Limiting Use of Laptop Monitoring ToolsWhen Federal Agencies Should, Shouldn't Snoop on Their Workers
Some U.S. federal agencies seem to be going too far in monitoring their employees' communications activities on their government-issued laptop computers.
A news report, published by the Washington Post on Aug. 17, says several federal agencies have installed monitoring software from SpectorSoft that can track an employee's keystrokes, retrieve files from hard drives and search for keywords. Besides monitoring e-mail messages, SpectorSoft also can be programmed to intercept social media postings.
There's always the ability for a human being to come in after the fact and look through communications.
No doubt, the government has legitimate fears about the insider threat, employees disclosing secret and sensitive information without authorization, and should take steps to prevent them. And, they're earmarking lots of money to do just that. Spending on protecting and maintaining classified information systems by nonintelligence agencies soared by 20 percent between 2010 and 2011 to $5.65 billion, according to the 2011 Cost Report from the federal Information Security Oversight Office.
But such monitoring has a downside. Many whistleblowers perform important roles in alerting the public to misuse of government funds and unethical conduct by colleagues and managers. Monitoring software could hamper well-intended public servants from tipping off the public about such abuse.
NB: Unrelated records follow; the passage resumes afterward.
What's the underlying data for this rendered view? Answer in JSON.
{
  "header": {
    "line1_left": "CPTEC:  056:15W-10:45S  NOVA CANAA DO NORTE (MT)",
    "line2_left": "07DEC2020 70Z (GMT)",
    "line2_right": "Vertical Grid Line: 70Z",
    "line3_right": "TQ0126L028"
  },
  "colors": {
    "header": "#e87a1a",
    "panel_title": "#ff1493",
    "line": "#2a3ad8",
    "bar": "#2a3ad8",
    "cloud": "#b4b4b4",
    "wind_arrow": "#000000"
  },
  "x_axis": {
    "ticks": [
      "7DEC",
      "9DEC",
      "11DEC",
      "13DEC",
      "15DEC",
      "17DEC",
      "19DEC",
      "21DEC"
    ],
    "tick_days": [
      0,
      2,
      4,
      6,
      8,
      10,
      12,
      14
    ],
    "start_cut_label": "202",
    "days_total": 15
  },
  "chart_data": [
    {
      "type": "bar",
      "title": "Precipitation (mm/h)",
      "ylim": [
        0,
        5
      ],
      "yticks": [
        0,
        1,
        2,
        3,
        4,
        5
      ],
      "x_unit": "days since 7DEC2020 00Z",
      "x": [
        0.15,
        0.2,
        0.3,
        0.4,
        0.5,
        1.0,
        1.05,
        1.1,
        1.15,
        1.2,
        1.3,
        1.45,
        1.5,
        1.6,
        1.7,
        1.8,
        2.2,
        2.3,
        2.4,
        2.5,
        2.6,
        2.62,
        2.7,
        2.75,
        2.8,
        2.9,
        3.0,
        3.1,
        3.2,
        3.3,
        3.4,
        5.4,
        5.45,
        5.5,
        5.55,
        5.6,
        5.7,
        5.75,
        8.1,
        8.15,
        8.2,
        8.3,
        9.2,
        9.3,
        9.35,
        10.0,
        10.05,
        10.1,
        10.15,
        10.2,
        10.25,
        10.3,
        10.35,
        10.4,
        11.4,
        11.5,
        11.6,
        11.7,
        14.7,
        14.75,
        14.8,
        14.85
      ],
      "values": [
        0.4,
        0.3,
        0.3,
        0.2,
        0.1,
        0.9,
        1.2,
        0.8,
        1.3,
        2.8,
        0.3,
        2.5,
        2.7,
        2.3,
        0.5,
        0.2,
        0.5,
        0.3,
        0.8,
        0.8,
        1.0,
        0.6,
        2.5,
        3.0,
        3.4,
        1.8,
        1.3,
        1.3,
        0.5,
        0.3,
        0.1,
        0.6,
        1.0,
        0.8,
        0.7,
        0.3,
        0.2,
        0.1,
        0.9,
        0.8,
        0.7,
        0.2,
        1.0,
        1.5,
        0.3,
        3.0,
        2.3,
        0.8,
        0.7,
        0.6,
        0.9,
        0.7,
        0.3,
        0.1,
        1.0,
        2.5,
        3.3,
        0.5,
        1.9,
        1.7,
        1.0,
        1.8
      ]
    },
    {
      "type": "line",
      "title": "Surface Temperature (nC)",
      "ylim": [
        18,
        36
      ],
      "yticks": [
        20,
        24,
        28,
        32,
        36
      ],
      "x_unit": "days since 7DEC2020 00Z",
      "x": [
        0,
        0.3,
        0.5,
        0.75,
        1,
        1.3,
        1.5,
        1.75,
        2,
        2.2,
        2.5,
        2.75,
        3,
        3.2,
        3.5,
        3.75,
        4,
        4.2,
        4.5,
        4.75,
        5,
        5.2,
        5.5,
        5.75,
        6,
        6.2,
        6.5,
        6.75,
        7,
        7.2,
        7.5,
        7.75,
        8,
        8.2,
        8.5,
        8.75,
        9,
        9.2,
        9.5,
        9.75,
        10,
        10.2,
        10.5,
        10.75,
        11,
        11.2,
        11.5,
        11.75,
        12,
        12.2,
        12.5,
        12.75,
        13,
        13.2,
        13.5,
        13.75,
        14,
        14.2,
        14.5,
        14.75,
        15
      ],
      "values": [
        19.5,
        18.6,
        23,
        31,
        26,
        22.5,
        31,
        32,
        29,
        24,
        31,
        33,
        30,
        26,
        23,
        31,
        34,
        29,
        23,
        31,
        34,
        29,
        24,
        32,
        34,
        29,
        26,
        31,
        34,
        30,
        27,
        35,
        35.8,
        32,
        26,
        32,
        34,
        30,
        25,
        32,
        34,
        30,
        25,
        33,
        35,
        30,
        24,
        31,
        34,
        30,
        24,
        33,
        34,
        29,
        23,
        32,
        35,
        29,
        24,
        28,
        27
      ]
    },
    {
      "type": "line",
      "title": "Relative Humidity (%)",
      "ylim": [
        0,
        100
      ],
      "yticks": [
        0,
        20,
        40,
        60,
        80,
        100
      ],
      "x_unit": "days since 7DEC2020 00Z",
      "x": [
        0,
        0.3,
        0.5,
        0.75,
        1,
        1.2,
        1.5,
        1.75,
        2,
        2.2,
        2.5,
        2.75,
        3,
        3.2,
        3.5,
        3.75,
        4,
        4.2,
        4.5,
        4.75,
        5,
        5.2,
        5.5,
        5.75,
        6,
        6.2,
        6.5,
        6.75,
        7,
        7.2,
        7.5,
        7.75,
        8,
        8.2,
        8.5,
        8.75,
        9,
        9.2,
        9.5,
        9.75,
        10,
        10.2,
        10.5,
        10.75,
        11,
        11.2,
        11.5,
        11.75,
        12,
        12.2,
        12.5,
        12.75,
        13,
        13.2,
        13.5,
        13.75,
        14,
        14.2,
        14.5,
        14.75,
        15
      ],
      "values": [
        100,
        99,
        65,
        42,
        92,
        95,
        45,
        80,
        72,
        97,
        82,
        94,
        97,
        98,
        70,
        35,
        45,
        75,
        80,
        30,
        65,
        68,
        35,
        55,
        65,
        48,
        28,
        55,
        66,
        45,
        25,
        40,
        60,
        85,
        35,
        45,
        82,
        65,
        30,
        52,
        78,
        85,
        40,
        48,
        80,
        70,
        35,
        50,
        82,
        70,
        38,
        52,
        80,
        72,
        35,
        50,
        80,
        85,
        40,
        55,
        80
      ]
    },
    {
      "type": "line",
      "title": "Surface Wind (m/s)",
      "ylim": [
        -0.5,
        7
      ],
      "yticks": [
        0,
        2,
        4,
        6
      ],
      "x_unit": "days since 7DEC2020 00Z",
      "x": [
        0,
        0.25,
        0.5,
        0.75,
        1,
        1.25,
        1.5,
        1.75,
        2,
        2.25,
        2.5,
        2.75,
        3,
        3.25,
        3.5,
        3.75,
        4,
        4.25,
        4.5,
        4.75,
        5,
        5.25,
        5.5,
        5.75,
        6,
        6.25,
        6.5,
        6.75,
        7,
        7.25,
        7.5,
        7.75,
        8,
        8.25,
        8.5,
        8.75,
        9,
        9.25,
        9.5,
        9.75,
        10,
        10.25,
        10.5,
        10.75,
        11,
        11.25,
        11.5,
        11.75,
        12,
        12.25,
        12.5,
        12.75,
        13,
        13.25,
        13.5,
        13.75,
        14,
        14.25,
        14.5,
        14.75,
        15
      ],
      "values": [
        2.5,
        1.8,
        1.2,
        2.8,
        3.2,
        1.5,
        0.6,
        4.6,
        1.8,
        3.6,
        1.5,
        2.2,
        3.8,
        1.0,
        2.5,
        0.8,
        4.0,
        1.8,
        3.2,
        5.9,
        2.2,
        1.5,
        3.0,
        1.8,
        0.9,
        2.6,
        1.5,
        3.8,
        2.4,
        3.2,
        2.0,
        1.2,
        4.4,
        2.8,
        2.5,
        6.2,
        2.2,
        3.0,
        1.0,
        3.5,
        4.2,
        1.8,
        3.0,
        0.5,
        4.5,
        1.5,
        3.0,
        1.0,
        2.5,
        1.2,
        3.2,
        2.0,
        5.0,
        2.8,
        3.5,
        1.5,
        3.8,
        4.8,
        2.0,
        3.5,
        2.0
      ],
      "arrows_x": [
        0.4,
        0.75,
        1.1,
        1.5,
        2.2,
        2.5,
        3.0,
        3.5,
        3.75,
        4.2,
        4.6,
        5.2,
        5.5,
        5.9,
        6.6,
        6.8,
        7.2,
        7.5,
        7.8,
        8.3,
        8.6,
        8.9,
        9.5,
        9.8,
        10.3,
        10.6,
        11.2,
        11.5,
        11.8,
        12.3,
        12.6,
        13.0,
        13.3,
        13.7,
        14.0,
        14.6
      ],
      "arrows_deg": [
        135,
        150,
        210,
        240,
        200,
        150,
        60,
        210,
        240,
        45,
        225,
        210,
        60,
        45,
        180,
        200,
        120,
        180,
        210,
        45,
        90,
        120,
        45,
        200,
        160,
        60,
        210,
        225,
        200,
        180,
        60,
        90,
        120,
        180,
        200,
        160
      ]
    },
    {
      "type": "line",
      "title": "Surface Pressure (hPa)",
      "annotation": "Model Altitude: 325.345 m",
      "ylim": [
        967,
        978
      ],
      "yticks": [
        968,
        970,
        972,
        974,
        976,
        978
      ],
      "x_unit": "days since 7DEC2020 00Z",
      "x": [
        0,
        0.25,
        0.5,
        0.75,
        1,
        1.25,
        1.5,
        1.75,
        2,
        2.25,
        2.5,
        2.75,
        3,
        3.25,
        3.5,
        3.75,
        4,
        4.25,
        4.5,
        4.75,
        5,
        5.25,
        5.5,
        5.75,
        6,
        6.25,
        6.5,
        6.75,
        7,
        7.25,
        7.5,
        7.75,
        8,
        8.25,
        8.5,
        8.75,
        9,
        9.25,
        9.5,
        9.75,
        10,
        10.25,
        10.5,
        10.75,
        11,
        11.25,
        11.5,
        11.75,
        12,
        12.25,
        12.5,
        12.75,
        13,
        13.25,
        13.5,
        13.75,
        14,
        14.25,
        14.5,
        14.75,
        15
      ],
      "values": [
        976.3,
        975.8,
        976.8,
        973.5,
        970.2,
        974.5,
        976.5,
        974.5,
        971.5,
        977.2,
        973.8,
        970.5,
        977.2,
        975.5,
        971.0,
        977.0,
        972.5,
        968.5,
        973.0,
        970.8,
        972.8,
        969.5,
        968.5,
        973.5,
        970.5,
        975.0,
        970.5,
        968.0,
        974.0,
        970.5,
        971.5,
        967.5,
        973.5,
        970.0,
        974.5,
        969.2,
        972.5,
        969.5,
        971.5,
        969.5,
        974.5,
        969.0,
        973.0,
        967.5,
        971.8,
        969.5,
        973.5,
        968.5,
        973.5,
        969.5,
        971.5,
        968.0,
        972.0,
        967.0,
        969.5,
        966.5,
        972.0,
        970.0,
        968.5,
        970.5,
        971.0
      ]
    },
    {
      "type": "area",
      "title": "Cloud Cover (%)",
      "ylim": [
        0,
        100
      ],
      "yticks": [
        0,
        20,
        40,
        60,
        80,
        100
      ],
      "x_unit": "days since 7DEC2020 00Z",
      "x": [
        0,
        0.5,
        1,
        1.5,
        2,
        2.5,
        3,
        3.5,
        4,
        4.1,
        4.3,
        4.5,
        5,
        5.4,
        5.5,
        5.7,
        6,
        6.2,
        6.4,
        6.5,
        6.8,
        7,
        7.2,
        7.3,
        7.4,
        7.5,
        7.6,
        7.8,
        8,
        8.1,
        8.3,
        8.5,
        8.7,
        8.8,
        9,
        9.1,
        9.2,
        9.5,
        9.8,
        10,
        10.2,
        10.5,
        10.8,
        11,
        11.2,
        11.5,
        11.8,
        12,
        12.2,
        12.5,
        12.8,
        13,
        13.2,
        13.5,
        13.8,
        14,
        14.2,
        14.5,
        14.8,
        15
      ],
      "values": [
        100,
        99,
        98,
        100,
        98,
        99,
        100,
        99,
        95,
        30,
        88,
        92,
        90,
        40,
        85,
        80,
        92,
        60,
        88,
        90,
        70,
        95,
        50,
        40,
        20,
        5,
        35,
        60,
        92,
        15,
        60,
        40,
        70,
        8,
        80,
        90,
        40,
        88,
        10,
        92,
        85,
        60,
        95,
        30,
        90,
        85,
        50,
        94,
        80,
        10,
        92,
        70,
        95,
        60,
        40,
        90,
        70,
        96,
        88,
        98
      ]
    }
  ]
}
As the story points out, the government has monitored federal workers - including Food and Drug Administration scientists, starting in 2010 - when they use Gmail, Yahoo or other personal e-mail accounts on government computers. Although the FDA has said it acted out of concern that the scientists were improperly sharing trade secrets, the story says, the scientists have argued in a lawsuit that they were targeted because they were blowing the whistle on what they thought had been an unethical review process.
"Nobody's reading anybody's e-mail here," Rob Carey, the Defense Department's principal deputy chief information officer tells the Post. "The FDA case would not happen here. We have rules in place. There has to be probable cause. It appears that there was monitoring going on that shouldn't have been."
Each agency sets its own rules on when and how to use monitoring software.
Privacy advocates say the use of monitoring software can result in the over-collection of data, leaving managers the choice of what they will review and why. "There's always the ability for a human being to come in after the fact and look through communications," Seth David Schoen of the Electronic Frontier Foundation, a digital advocacy group, tells the Post. "And there will be a trove of communications there for them to look through retrospectively."
Agencies shouldn't be prevented from monitoring activities on government-issued computing devices. But they should be transparent about how they employ monitoring software and limit its use to prevent the illicit disclosure of sensitive and classified materials.